Generic method with parameters vs. non-generic method with wildcards

Question

According to this entry in the Java Generics FAQ, there are some circumstances where a generic method has no equivalent non-generic method that uses wildcard types. According to that answer,

If a method signature uses multi-level wildcard types then there is always a difference between the generic method signature and the wildcard version of it.

They give the example of a method <T> void print1( List <Box<T>> list), which "requires a list of boxes of the same type." The wildcard version, void print2( List <Box<?>> list), "accepts a heterogenous list of boxes of different types," and thus is not equivalent.

How do you interpret the the differences between the following two method signatures:

 <T extends Iterable<?>> void f(Class<T> x) {}
                         void g(Class<? extends Iterable<?>> x) {}

Intuitively, it seems like these definitions should be equivalent. However, the call f(ArrayList.class) compiles using the first method, but the call g(ArrayList.class) using the second method results in a compile-time error:

g(java.lang.Class<? extends java.lang.Iterable<?>>) in Test
    cannot be applied to (java.lang.Class<java.util.ArrayList>)

Interestingly, both functions can be called with each others' arguments, because the following compiles:

class Test {
    <T extends Iterable<?>> void f(Class<T> x) {
        g(x);
    }
    void g(Class<? extends Iterable<?>> x) {
        f(x);
    }
}

Using javap -verbose Test, I can see that f() has the generic signature

<T::Ljava/lang/Iterable<*>;>(Ljava/lang/Class<TT;>;)V;

and g() has the generic signature

(Ljava/lang/Class<+Ljava/lang/Iterable<*>;>;)V;

What explains this behavior? How should I interpret the differences between these methods' signatures?

Answer 1

Well, going by the spec, neither invocation is legal. But why does the first one type check while the second does not?

The difference is in how the methods are checked for applicability (see §15.12.2 and §15.12.2.2 in particular).
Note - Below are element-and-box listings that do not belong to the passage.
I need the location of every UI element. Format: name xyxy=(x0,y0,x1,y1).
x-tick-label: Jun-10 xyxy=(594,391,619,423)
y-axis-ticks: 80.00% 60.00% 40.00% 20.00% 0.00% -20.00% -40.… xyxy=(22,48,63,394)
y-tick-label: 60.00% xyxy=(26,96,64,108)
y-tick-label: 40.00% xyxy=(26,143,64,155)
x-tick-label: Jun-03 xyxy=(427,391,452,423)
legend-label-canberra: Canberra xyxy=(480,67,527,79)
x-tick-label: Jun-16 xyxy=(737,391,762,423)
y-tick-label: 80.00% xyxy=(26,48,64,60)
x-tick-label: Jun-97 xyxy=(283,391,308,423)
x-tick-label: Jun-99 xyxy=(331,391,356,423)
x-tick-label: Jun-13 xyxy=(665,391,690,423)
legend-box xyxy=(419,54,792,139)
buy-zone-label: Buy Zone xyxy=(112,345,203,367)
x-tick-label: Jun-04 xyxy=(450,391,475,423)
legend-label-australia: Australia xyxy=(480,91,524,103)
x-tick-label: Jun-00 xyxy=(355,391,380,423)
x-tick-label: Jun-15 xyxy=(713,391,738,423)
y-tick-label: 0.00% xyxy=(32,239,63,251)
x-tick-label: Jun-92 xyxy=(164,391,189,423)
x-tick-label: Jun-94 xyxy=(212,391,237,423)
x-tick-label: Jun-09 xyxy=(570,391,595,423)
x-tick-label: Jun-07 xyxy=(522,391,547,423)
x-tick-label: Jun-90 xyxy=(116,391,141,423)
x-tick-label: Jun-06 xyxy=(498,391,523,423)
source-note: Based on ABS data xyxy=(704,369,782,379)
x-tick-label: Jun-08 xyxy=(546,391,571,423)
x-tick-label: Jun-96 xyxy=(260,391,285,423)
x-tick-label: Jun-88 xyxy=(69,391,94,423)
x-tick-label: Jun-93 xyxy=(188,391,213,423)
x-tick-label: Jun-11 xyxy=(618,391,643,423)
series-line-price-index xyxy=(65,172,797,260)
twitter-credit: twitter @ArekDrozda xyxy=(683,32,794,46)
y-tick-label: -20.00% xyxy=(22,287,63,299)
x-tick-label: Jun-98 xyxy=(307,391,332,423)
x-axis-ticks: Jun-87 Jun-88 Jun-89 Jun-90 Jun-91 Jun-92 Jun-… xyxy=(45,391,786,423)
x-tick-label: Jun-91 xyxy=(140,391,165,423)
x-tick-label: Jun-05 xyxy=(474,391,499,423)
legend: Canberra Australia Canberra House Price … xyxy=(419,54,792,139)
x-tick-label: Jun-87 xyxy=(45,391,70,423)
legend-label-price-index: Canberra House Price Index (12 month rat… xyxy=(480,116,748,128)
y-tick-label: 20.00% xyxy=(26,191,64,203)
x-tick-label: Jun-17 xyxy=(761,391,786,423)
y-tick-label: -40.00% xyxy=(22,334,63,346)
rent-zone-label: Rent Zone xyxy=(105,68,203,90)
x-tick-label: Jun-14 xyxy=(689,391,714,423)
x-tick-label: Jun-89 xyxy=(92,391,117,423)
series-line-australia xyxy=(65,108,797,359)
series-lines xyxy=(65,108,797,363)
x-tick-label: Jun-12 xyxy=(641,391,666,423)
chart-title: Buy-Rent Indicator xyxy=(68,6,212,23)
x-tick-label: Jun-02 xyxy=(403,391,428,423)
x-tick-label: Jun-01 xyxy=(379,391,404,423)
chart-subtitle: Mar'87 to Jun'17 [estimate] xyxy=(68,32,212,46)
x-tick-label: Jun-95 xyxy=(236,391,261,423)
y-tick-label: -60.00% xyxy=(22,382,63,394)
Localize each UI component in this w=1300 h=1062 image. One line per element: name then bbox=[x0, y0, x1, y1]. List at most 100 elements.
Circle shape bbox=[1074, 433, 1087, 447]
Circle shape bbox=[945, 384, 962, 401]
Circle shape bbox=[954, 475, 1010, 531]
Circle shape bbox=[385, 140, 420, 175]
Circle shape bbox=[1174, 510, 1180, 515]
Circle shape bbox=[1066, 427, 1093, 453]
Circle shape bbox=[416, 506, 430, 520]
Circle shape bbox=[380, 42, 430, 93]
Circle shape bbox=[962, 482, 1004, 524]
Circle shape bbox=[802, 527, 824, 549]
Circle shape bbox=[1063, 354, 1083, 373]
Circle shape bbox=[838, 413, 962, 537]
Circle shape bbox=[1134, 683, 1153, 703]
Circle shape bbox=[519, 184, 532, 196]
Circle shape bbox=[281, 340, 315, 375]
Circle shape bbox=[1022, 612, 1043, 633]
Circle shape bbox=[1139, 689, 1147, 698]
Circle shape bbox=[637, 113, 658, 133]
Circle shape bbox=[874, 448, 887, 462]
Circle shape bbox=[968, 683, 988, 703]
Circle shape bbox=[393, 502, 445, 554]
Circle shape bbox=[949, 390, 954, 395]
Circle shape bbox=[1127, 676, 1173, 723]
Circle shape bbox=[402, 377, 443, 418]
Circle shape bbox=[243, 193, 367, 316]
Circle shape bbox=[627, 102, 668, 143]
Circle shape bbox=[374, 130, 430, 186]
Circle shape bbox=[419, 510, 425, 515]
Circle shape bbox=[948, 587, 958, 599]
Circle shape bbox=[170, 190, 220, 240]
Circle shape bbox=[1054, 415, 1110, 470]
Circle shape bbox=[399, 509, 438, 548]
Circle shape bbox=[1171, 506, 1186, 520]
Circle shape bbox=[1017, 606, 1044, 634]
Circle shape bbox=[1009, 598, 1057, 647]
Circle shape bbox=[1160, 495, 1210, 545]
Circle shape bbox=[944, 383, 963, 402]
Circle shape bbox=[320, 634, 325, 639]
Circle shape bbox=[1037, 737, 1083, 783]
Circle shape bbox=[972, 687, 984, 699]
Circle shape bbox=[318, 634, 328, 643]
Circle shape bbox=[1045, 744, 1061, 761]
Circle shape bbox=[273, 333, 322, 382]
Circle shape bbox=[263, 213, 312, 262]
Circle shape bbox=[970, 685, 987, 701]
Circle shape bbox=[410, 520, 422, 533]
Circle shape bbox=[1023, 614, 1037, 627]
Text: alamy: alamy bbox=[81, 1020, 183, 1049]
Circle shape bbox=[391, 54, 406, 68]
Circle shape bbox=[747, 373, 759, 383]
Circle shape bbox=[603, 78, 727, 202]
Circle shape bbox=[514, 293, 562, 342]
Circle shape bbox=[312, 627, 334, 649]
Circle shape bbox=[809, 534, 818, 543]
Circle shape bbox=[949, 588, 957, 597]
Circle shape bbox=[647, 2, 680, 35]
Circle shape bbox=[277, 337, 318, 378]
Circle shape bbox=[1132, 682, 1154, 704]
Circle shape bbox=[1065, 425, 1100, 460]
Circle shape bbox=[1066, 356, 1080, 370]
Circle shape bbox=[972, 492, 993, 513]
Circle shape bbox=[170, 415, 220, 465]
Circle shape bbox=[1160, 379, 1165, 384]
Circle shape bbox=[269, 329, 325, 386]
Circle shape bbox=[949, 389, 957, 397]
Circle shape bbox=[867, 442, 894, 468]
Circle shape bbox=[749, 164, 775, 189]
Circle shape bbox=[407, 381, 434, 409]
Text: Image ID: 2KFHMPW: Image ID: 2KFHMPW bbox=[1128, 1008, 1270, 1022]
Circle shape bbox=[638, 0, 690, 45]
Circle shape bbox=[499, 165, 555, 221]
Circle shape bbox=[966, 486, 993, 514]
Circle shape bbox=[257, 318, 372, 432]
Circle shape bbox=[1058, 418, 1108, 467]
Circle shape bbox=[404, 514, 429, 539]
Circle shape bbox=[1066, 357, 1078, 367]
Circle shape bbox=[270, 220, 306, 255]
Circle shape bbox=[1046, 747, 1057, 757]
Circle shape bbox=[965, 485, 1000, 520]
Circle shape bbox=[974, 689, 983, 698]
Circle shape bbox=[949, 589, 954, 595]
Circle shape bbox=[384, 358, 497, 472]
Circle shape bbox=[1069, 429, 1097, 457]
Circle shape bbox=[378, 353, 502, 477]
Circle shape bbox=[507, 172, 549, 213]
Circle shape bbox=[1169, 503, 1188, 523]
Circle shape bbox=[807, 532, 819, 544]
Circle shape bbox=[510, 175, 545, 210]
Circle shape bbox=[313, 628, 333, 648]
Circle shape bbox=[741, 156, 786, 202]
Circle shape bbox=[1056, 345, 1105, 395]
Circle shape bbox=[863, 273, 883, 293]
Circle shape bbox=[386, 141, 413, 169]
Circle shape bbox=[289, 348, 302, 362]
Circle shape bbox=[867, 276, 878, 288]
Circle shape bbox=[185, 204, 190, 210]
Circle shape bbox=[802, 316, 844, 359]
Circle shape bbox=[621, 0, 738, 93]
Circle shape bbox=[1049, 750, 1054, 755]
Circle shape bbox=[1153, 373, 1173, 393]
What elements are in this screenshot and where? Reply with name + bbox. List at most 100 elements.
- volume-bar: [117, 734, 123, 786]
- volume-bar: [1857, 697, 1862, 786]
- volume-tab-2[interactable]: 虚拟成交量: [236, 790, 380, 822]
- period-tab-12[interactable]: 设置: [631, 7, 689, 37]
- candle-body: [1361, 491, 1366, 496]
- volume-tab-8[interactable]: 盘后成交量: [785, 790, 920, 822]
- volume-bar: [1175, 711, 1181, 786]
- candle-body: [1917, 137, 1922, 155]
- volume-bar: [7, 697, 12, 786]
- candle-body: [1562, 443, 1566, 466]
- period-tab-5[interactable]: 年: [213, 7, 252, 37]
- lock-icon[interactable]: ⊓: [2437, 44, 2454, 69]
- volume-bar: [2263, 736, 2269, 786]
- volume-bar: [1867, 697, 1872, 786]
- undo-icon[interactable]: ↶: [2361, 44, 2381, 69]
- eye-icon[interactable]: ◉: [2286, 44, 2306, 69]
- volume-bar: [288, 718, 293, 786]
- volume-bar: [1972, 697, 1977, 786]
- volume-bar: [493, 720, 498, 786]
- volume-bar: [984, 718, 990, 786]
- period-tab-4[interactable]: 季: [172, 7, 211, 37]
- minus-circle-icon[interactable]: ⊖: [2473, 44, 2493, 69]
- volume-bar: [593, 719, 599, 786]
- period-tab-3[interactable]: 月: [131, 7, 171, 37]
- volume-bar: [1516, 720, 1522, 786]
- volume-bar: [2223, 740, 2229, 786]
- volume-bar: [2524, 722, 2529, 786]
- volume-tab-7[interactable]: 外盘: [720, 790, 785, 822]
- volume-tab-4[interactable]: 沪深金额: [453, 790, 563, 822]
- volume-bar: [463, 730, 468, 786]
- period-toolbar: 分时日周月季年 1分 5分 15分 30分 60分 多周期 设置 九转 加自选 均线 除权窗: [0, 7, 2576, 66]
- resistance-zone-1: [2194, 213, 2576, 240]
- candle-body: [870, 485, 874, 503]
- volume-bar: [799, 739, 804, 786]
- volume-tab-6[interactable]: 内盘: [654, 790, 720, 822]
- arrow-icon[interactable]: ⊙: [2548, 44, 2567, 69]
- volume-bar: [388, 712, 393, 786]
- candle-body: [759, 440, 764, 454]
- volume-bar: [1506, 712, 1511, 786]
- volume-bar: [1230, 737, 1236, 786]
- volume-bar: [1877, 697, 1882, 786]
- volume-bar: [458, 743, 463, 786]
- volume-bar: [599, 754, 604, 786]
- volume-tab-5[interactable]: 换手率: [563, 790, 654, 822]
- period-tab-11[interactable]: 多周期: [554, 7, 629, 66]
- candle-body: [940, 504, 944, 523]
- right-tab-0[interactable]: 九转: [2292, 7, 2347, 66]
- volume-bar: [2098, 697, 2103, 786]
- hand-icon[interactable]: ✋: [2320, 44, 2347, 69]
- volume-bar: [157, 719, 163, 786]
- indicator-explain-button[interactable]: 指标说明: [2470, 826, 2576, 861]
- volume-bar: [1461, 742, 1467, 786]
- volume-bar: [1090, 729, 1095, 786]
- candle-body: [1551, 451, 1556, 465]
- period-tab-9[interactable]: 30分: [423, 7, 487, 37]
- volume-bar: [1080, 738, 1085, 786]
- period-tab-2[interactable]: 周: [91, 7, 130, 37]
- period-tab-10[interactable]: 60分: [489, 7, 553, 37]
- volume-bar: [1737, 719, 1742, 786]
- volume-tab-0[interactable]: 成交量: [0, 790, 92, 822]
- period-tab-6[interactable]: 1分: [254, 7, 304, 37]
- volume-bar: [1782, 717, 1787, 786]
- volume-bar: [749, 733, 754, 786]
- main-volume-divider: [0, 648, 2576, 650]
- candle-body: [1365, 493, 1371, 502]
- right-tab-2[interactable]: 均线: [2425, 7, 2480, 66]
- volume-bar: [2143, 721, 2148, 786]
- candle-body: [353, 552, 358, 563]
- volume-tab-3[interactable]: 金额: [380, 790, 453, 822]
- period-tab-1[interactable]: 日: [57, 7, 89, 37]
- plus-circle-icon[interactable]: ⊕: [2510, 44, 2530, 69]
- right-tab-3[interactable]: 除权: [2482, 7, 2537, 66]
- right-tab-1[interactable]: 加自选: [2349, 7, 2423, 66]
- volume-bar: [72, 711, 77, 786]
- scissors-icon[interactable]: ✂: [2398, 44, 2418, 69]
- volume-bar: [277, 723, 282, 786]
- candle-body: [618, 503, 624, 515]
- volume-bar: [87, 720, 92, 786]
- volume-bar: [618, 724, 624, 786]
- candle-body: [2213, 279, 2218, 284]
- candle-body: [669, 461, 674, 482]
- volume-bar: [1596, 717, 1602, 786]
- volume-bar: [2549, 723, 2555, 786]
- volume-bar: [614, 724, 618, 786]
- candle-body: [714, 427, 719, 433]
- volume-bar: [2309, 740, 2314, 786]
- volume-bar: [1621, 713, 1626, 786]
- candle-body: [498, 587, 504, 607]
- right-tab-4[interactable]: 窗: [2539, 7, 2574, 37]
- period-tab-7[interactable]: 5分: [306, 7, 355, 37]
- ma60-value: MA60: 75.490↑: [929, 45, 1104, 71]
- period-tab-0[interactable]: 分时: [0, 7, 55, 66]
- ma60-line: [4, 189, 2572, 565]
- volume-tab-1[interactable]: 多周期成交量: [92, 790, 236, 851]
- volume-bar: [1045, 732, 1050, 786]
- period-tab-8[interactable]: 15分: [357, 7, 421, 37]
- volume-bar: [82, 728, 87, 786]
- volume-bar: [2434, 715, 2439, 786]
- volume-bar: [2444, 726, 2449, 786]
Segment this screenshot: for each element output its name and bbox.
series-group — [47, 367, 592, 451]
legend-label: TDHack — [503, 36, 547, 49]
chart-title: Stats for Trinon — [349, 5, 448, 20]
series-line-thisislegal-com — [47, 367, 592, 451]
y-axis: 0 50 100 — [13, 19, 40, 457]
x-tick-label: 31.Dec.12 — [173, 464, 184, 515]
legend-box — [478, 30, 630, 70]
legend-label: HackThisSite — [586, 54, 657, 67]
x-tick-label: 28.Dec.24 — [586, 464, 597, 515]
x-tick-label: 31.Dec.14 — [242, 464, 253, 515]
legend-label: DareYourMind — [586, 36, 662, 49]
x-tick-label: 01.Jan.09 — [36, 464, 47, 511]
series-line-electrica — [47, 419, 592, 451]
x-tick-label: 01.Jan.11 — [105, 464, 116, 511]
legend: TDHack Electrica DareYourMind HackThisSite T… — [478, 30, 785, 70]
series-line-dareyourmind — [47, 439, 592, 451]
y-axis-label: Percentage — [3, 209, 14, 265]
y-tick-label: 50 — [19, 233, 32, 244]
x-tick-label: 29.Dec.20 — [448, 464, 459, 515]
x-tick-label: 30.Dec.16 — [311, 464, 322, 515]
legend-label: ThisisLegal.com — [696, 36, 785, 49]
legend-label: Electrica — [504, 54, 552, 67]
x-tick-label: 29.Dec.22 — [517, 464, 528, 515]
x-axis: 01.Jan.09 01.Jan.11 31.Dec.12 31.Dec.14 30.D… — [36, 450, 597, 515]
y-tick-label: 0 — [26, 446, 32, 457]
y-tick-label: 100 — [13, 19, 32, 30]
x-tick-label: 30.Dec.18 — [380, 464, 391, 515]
• For simple, non-generic g to be applicable, the argument Class<ArrayList> would need to be a subtype of Class<? extends Iterable<?>>. That means ? extends Iterable<?> needs to contain ArrayList, written ArrayList <= ? extends Iterable<?>. Rules 4 and 1 can be applied transitively, so that ArrayList needs to be a subtype of Iterable<?>.

  Going by §4.10.2 any parameterization C<...> is a (direct) subtype of the raw type C. So ArrayList<?> is a subtype of ArrayList, but not the other way around. Transitively, ArrayList is not a subtype of Iterable<?>.

  Thus g is not applicable.

• f is generic, for simplicity let us assume the type argument ArrayList is explicitly specified. To test f for applicability, Class<ArrayList> needs to be a subtype of Class<T> [T=ArrayList] = Class<ArrayList>. Since subtyping is reflexisve, that is true.

  Also for f to be applicable, the type argument needs to be within its bounds. It is not because, as we've shown above, ArrayList is not a subtype of Iterable<?>.

So why does it compile anyways?

It's a bug. Following a bug report and subsequent fix the JDT compiler explicitly rules out the first case (type argument containment). The second case is still happily ignored, because the JDT considers ArrayList to be a subtype of Iterable<?> (TypeBinding.isCompatibleWith(TypeBinding)).

I don't know why javac behaves the same, but I assume for similar reasons. You will notice that javac does not issue an unchecked warning when assigning a raw ArrayList to an Iterable<?> either.